Three Things We Learned From Vandy/South Carolina I

After a day of reflection, I have come to this careful conclusion: that sucked. Vanderbilt fans were treated to a fraction of the feeling that Mississippi State fans had when Shan Foster tore them down in '08 during Saturday's loss. The Gamecocks, led by Bruce Ellington and Sam Muldrow, made tough shots look easy and long rebounds the norm in a game that looked like a Vandy win midway through the second half. Behind a barrage of deep threes and converted second chances, South Carolina not only forced overtime against the #22 Commodores, but dominated the favored team in the extra frame.

Vanderbilt had just one field goal - a John Jenkins three pointer - over the last nine minutes of play, leading to a 75-83 loss and the first major blemish on the Commodores' NCAA Tournament resume. The Gamecocks needed to catch fire to beat their more talented opponents, and did so behind freshman Ellington's hot hand. Just like Devan Downey's clutch shooting buried Vandy in the two teams' previous meeting, a diminutive SC guard proved to be the key to unraveling the 'Dores again in 2011.

That wasn't the only thing we learned about this team in the first SEC game of the season. Let's look at what the season's third loss said about the Commodores.

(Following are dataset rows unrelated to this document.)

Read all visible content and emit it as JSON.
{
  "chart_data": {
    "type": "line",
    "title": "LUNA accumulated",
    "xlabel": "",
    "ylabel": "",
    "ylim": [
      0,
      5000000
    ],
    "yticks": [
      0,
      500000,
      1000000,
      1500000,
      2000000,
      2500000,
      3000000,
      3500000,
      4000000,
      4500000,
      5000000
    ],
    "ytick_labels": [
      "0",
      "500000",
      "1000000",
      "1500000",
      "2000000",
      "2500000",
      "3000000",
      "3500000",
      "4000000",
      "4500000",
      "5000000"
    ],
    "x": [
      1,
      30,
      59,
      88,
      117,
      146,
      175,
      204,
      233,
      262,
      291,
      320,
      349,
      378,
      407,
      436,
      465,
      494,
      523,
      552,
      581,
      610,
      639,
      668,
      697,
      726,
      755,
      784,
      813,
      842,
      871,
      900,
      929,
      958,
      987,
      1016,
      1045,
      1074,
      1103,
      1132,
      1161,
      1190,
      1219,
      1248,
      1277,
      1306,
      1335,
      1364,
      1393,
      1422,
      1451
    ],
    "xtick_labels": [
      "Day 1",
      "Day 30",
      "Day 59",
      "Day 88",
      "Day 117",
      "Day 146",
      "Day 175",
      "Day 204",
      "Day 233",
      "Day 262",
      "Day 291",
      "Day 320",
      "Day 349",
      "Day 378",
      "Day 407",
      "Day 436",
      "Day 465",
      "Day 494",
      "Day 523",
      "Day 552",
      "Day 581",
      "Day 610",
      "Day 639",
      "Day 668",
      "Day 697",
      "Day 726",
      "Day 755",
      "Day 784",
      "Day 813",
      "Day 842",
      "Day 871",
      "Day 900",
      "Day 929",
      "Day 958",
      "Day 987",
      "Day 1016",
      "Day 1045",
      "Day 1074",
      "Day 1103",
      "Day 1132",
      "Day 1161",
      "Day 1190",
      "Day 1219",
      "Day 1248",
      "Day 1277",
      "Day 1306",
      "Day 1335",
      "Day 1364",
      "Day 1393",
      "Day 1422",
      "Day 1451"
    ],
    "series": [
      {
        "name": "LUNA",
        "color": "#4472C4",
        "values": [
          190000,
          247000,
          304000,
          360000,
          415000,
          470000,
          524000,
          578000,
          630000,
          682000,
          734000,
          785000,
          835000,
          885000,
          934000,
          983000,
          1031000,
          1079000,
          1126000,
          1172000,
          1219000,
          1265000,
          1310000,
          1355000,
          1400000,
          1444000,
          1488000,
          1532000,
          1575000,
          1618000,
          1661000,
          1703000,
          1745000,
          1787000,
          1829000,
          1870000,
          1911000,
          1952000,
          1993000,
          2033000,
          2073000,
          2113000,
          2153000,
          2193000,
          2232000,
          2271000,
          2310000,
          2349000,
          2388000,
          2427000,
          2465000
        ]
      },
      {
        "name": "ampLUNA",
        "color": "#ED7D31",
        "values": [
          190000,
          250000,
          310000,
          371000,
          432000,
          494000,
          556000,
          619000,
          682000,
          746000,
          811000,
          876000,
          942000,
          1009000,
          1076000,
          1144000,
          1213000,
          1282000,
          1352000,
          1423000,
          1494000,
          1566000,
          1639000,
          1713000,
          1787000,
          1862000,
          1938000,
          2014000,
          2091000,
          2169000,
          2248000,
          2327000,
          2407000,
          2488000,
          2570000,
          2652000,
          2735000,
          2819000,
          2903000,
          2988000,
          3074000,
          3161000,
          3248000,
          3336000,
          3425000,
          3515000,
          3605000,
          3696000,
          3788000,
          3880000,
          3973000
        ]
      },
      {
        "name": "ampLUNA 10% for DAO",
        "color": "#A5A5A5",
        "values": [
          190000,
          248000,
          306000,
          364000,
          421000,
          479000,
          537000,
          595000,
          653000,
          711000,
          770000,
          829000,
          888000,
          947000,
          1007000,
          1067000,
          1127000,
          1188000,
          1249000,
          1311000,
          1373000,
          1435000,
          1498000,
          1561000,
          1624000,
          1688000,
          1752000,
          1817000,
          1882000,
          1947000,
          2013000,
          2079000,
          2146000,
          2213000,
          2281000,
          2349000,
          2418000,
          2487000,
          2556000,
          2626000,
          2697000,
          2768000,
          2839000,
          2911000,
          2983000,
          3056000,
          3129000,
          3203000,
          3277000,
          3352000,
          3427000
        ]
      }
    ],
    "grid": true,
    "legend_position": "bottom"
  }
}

This team still doesn't know what to do with the final shot of the game. For all the announcers' praise of Kevin Stallings's play-calling abilities, his choices with the game on the line have left much to be desired. The 'Dores have had five opportunities to tie or win games with the final shot of regulation this season, and only converted one. Granted, situations against West Virginia and Missouri gave the team a pretty limited window of opportunity to get a shot off, but the fact remains that Vanderbilt is converting just 20 percent of their most important shots.

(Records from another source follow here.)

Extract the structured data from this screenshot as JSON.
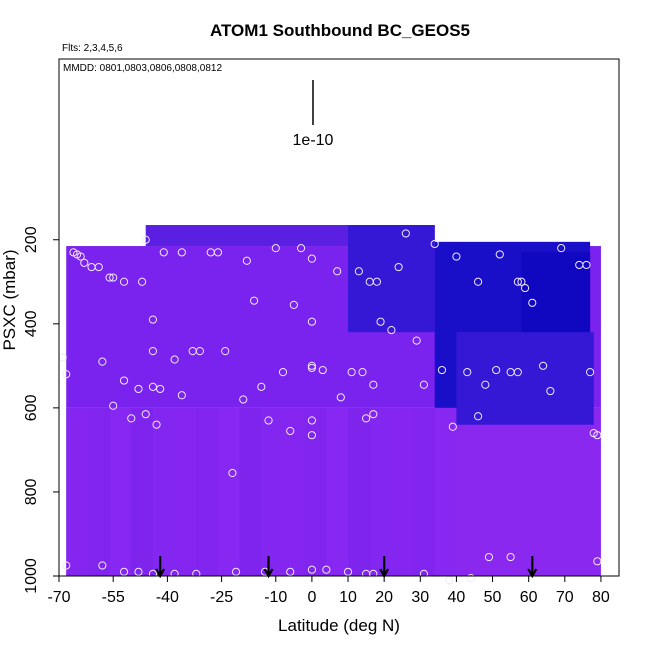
{
  "chart_data": {
    "type": "heatmap",
    "title": "ATOM1 Southbound BC_GEOS5",
    "subtitle_flights": "Flts: 2,3,4,5,6",
    "subtitle_dates": "MMDD: 0801,0803,0806,0808,0812",
    "xlabel": "Latitude (deg N)",
    "ylabel": "PSXC (mbar)",
    "xlim": [
      -70,
      85
    ],
    "ylim": [
      1000,
      -230
    ],
    "x_ticks": [
      -70,
      -55,
      -40,
      -25,
      -10,
      0,
      10,
      20,
      30,
      40,
      50,
      60,
      70,
      80
    ],
    "y_ticks": [
      200,
      400,
      600,
      800,
      1000
    ],
    "scale_bar_label": "1e-10",
    "grid": false,
    "legend": "none",
    "colors": {
      "background_fill": "#7a22ee",
      "deep_blue": "#1a0fc8",
      "mid_blue": "#3418d6",
      "dark_purple": "#5a1fe0",
      "light_purple": "#8a28f0",
      "marker_stroke": "#f0e8ff",
      "arrow": "#000000"
    },
    "field_cells": [
      {
        "x0": -68,
        "x1": 80,
        "y0": 600,
        "y1": 1000,
        "level": "light"
      },
      {
        "x0": -68,
        "x1": 80,
        "y0": 215,
        "y1": 600,
        "level": "purple"
      },
      {
        "x0": -46,
        "x1": 34,
        "y0": 165,
        "y1": 215,
        "level": "dark"
      },
      {
        "x0": 10,
        "x1": 34,
        "y0": 165,
        "y1": 420,
        "level": "mid"
      },
      {
        "x0": 34,
        "x1": 77,
        "y0": 205,
        "y1": 600,
        "level": "deep"
      },
      {
        "x0": 58,
        "x1": 77,
        "y0": 230,
        "y1": 470,
        "level": "core"
      },
      {
        "x0": 40,
        "x1": 78,
        "y0": 420,
        "y1": 640,
        "level": "mid"
      }
    ],
    "arrows_lat": [
      -42,
      -12,
      20,
      61
    ],
    "points": [
      {
        "x": -66,
        "y": 230
      },
      {
        "x": -65,
        "y": 235
      },
      {
        "x": -64,
        "y": 240
      },
      {
        "x": -63,
        "y": 255
      },
      {
        "x": -61,
        "y": 265
      },
      {
        "x": -59,
        "y": 265
      },
      {
        "x": -56,
        "y": 290
      },
      {
        "x": -55,
        "y": 290
      },
      {
        "x": -52,
        "y": 300
      },
      {
        "x": -47,
        "y": 300
      },
      {
        "x": -46,
        "y": 200
      },
      {
        "x": -41,
        "y": 230
      },
      {
        "x": -36,
        "y": 230
      },
      {
        "x": -28,
        "y": 230
      },
      {
        "x": -26,
        "y": 230
      },
      {
        "x": -18,
        "y": 250
      },
      {
        "x": -16,
        "y": 345
      },
      {
        "x": -10,
        "y": 220
      },
      {
        "x": -5,
        "y": 355
      },
      {
        "x": -3,
        "y": 220
      },
      {
        "x": 0,
        "y": 245
      },
      {
        "x": 0,
        "y": 395
      },
      {
        "x": 7,
        "y": 275
      },
      {
        "x": 13,
        "y": 275
      },
      {
        "x": 16,
        "y": 300
      },
      {
        "x": 18,
        "y": 300
      },
      {
        "x": 19,
        "y": 395
      },
      {
        "x": 22,
        "y": 415
      },
      {
        "x": 24,
        "y": 265
      },
      {
        "x": 26,
        "y": 185
      },
      {
        "x": 29,
        "y": 440
      },
      {
        "x": 34,
        "y": 210
      },
      {
        "x": 40,
        "y": 240
      },
      {
        "x": 46,
        "y": 300
      },
      {
        "x": 52,
        "y": 235
      },
      {
        "x": 57,
        "y": 300
      },
      {
        "x": 58,
        "y": 300
      },
      {
        "x": 59,
        "y": 315
      },
      {
        "x": 61,
        "y": 350
      },
      {
        "x": 69,
        "y": 220
      },
      {
        "x": 74,
        "y": 260
      },
      {
        "x": 76,
        "y": 260
      },
      {
        "x": -69,
        "y": 480
      },
      {
        "x": -68,
        "y": 520
      },
      {
        "x": -58,
        "y": 490
      },
      {
        "x": -55,
        "y": 595
      },
      {
        "x": -52,
        "y": 535
      },
      {
        "x": -50,
        "y": 625
      },
      {
        "x": -48,
        "y": 555
      },
      {
        "x": -46,
        "y": 615
      },
      {
        "x": -44,
        "y": 390
      },
      {
        "x": -44,
        "y": 465
      },
      {
        "x": -44,
        "y": 550
      },
      {
        "x": -43,
        "y": 640
      },
      {
        "x": -42,
        "y": 555
      },
      {
        "x": -38,
        "y": 485
      },
      {
        "x": -36,
        "y": 570
      },
      {
        "x": -33,
        "y": 465
      },
      {
        "x": -31,
        "y": 465
      },
      {
        "x": -24,
        "y": 465
      },
      {
        "x": -19,
        "y": 580
      },
      {
        "x": -14,
        "y": 550
      },
      {
        "x": -12,
        "y": 630
      },
      {
        "x": -8,
        "y": 515
      },
      {
        "x": -6,
        "y": 655
      },
      {
        "x": 0,
        "y": 500
      },
      {
        "x": 0,
        "y": 505
      },
      {
        "x": 0,
        "y": 630
      },
      {
        "x": 0,
        "y": 665
      },
      {
        "x": 3,
        "y": 510
      },
      {
        "x": 8,
        "y": 575
      },
      {
        "x": 11,
        "y": 515
      },
      {
        "x": 14,
        "y": 515
      },
      {
        "x": 15,
        "y": 625
      },
      {
        "x": 17,
        "y": 545
      },
      {
        "x": 17,
        "y": 615
      },
      {
        "x": 31,
        "y": 545
      },
      {
        "x": 36,
        "y": 510
      },
      {
        "x": 39,
        "y": 645
      },
      {
        "x": 43,
        "y": 515
      },
      {
        "x": 46,
        "y": 620
      },
      {
        "x": 48,
        "y": 545
      },
      {
        "x": 51,
        "y": 510
      },
      {
        "x": 55,
        "y": 515
      },
      {
        "x": 57,
        "y": 515
      },
      {
        "x": 64,
        "y": 500
      },
      {
        "x": 66,
        "y": 560
      },
      {
        "x": 77,
        "y": 515
      },
      {
        "x": 78,
        "y": 660
      },
      {
        "x": 79,
        "y": 665
      },
      {
        "x": -68,
        "y": 975
      },
      {
        "x": -58,
        "y": 975
      },
      {
        "x": -52,
        "y": 990
      },
      {
        "x": -48,
        "y": 990
      },
      {
        "x": -44,
        "y": 995
      },
      {
        "x": -38,
        "y": 995
      },
      {
        "x": -32,
        "y": 995
      },
      {
        "x": -21,
        "y": 990
      },
      {
        "x": -22,
        "y": 755
      },
      {
        "x": -13,
        "y": 990
      },
      {
        "x": -6,
        "y": 990
      },
      {
        "x": 0,
        "y": 985
      },
      {
        "x": 4,
        "y": 985
      },
      {
        "x": 10,
        "y": 990
      },
      {
        "x": 15,
        "y": 995
      },
      {
        "x": 17,
        "y": 995
      },
      {
        "x": 31,
        "y": 995
      },
      {
        "x": 38,
        "y": 1010
      },
      {
        "x": 49,
        "y": 955
      },
      {
        "x": 55,
        "y": 955
      },
      {
        "x": 79,
        "y": 965
      },
      {
        "x": 44,
        "y": 1005
      }
    ]
  }
}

Saturday was no different. With 17 seconds left on the clock and the game tied, the 'Dores couldn't shake John Jenkins loose for an open look or feed the ball to the paint for the basket. Instead, we got a long step-back jumper from Jeffery Taylor - a player in the midst of a 4-16 shooting night. Taylor no doubt wanted the ball after his big confrontation with Sam Muldrow earlier, but he wasn't the right guy to put up a contested shot from 20 feet out. His touch was just slightly off, and those inches were enough of an opening for South Carolina to run past the 'Dores in overtime.

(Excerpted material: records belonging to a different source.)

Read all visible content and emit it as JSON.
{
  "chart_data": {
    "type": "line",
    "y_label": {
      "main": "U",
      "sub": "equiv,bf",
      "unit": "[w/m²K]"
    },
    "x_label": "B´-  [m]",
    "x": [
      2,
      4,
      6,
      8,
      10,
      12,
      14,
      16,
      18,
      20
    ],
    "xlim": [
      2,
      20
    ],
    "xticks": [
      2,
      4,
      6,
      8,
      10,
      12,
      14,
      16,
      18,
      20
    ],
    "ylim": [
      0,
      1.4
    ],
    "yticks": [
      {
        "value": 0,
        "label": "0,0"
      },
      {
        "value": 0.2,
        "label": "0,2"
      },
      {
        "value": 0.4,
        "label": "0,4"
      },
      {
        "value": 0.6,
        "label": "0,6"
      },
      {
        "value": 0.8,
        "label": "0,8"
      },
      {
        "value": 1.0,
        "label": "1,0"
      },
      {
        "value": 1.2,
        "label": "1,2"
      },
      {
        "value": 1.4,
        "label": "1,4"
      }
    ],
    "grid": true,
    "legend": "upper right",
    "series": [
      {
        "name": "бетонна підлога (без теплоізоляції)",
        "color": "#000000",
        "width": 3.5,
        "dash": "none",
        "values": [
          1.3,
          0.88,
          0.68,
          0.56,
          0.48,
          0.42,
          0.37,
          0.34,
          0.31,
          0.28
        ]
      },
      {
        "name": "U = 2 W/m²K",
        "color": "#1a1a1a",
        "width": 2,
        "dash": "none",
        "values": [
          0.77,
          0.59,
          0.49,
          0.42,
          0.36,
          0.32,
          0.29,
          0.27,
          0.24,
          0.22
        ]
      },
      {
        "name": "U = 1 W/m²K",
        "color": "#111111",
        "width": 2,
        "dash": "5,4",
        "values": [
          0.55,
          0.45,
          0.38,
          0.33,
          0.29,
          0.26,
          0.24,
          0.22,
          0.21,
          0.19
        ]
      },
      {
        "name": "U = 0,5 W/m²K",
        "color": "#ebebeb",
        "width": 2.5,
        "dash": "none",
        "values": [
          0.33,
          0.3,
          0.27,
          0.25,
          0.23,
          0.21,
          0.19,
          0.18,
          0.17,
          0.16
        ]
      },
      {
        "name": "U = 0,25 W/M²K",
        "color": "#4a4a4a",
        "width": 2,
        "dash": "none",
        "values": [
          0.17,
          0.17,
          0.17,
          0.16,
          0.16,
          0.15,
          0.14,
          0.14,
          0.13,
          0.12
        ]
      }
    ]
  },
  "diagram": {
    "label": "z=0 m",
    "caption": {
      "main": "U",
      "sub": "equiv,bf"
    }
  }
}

It's also worth noting the list of players who have taken the final shots in close games for Vandy this season. Brad Tinsley (twice), Andre Walker, Taylor, and Rod Odom. Notice anyone missing from that list?

Cohesion. We does not has it. Saturday marked another performance where the team was firing at less than 70% efficiency. John Jenkins and Lance Goulbourne played well, but it wasn't enough to stop the hemorrhaging when South Carolina started shooting the lights out. Taylor made up for his offensive deficiency with solid defense and chippy play but his scoring prowess was missed, especially in crunch time. Festus Ezeli couldn't capitalize on a solid start and played flat throughout the second half. Brad Tinsley failed to contribute much. 

You can point to the fact that this team led by 14 in the second half despite these problems if you want to be an optimist, but the reality is that this inconsistency gave away a winnable SEC game against an inferior team. The Commodores are one of the most talented squads in the Southeastern Conference, but they won't be able to scrap by on individual efforts alone. Vandy can post a winning league record if they keep putting up performances like Saturday's. However, if they come together and put together a solid cohesive effort each night, they can win the SEC title.

Lance Goulbourne's progression continues. Goulbourne's development as a rebounder has been impressive, to say the least. The knock on the athletic forward last year was that he was often out of position when shots hit the rim and lacked the aggression to pull down rebounds consistently. This year, his footwork has improved and his anticipation in the paint has made him a beast on the glass. The junior had 14 boards on Saturday and is averaging 7.2 rebounds in just 24.4 minutes per game. He and Festus Ezeli have emerged as the team's backbone on the backboard this season:

Player Reb Mins Mins/Reb
Festus Ezeli 91 296 3.25
Lance Goulbourne 86 293 3.41
Steve Tchiengang 60 256 4.27
Andre Walker 35 192 5.49

In the NBA, an figure of four minutes per rebound is considered just about average for big men. A mark closer to three minutes suggests a top tier rebounder. Goulbourne and Ezeli, with rebounds for every 3:24 and 3:15 of court time, respectively, have developed into one of the SEC's best frontcourts in that regard. Though lots of long rebounds found their way into Gamecock hands Saturday, Commodore fans should feel better about this team's ability to secure missed shots compared to 2010.